The Los Angeles school district, facing an urgent need to relieve overcrowding and seat thousands of new students, is pushing forward with construction of the vast Belmont Learning Center, the controversial facility that is believed to be the nation’s most expensive public school.
The school board voted 6-1 last week to allow Superintendent Roy Romer to negotiate a contract with a construction group to finish work on the partially completed school, which rises above real estate that includes part of an oil field. The 737,000-student district, the nation’s second largest, expects to bring the final deal to a vote within 90 days.
The board halted work on Belmont in 2000 after environmental testing of the 34-acre site revealed the presence of poisonous hydrogen sulfide and methane in the soil and a bitter public debate erupted over the potential health risk to students. (“L.A. Chief Recommends Abandoning Belmont,” Jan. 26, 2000.)
Many Los Angeles residents doubted the school would ever open. But in December, at Mr. Romer’s urging and after an independent panel of experts concluded that the site could be made safe, the board decided to restart the project.
“This is a victory for the children of Los Angeles,” Mr. Romer said in a statement, which also noted that the planned 4,000-student high school would reduce the number of students bused out of their neighborhoods when it opens two or three years from now.
“This is a huge vote of confidence that we’re going to be able to build all the schools [needed],” said school board President Caprice Young. The district plans to open 78 new schools over the next five years while adding on to 60 existing buildings.

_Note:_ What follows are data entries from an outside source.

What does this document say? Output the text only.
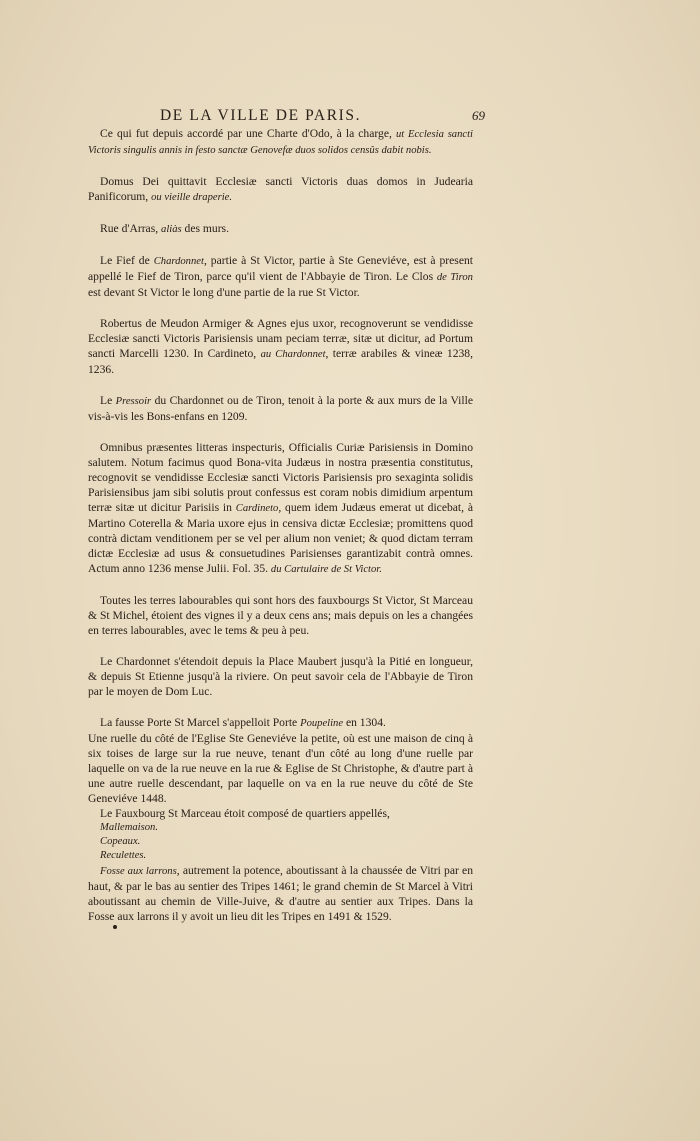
DE LA VILLE DE PARIS.	69

Ce qui fut depuis accordé par une Charte d'Odo, à la charge, ut Ecclesia sancti Victoris singulis annis in festo sanctæ Genovefæ duos solidos censûs dabit nobis.

Domus Dei quittavit Ecclesiæ sancti Victoris duas domos in Judearia Panificorum, ou vieille draperie.

Rue d'Arras, aliàs des murs.

Le Fief de Chardonnet, partie à St Victor, partie à Ste Geneviéve, est à present appellé le Fief de Tiron, parce qu'il vient de l'Abbayie de Tiron. Le Clos de Tiron est devant St Victor le long d'une partie de la rue St Victor.

Robertus de Meudon Armiger & Agnes ejus uxor, recognoverunt se vendidisse Ecclesiæ sancti Victoris Parisiensis unam peciam terræ, sitæ ut dicitur, ad Portum sancti Marcelli 1230. In Cardineto, au Chardonnet, terræ arabiles & vineæ 1238, 1236.

Le Pressoir du Chardonnet ou de Tiron, tenoit à la porte & aux murs de la Ville vis-à-vis les Bons-enfans en 1209.

Omnibus præsentes litteras inspecturis, Officialis Curiæ Parisiensis in Domino salutem. Notum facimus quod Bona-vita Judæus in nostra præsentia constitutus, recognovit se vendidisse Ecclesiæ sancti Victoris Parisiensis pro sexaginta solidis Parisiensibus jam sibi solutis prout confessus est coram nobis dimidium arpentum terræ sitæ ut dicitur Parisiis in Cardineto, quem idem Judæus emerat ut dicebat, à Martino Coterella & Maria uxore ejus in censiva dictæ Ecclesiæ; promittens quod contrà dictam venditionem per se vel per alium non veniet; & quod dictam terram dictæ Ecclesiæ ad usus & consuetudines Parisienses garantizabit contrà omnes. Actum anno 1236 mense Julii. Fol. 35. du Cartulaire de St Victor.

Toutes les terres labourables qui sont hors des fauxbourgs St Victor, St Marceau & St Michel, étoient des vignes il y a deux cens ans; mais depuis on les a changées en terres labourables, avec le tems & peu à peu.

Le Chardonnet s'étendoit depuis la Place Maubert jusqu'à la Pitié en longueur, & depuis St Etienne jusqu'à la riviere. On peut savoir cela de l'Abbayie de Tiron par le moyen de Dom Luc.

La fausse Porte St Marcel s'appelloit Porte Poupeline en 1304.

Une ruelle du côté de l'Eglise Ste Geneviéve la petite, où est une maison de cinq à six toises de large sur la rue neuve, tenant d'un côté au long d'une ruelle par laquelle on va de la rue neuve en la rue & Eglise de St Christophe, & d'autre part à une autre ruelle descendant, par laquelle on va en la rue neuve du côté de Ste Geneviéve 1448.

Le Fauxbourg St Marceau étoit composé de quartiers appellés,

Mallemaison.

Copeaux.

Reculettes.

Fosse aux larrons, autrement la potence, aboutissant à la chaussée de Vitri par en haut, & par le bas au sentier des Tripes 1461; le grand chemin de St Marcel à Vitri aboutissant au chemin de Ville-Juive, & d'autre au sentier aux Tripes. Dans la Fosse aux larrons il y avoit un lieu dit les Tripes en 1491 & 1529.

Ms. Young, who voted to stop the project two years ago, reversed her stance last week, because “we’re under new management,” she said in an interview. “Two years ago, we had a completely incompetent facilities staff. It’s not the case now.”
Safety Precautions
The cost to finish the school is from $67 million to $87 million, officials said. Added to the $154 million the district has already spent on the site, that apparently would make the school the most expensive ever built in the nation.
As a result of the Belmont saga, the California legislature passed a law requiring potential school sites to undergo an environmental review by the state’s Department of Toxic Substances Control before new schools are built.
The new construction contract, to be negotiated with the nonprofit Alliance for a Better Community, is to include the installation of an elaborate system of pipes beneath the entire 34-acre site, not just the portions that were the focus of concerns. The so-called “active mitigation” system, recommended by the expert panel, would draw hydrogen sulfide and methane out of the soil.
The system would cost $10 million to $15 million. In addition, a monitoring system to detect minute levels of toxins would be operated by an outside contractor, at a cost of $150,000 per year for 30 years, district officials said.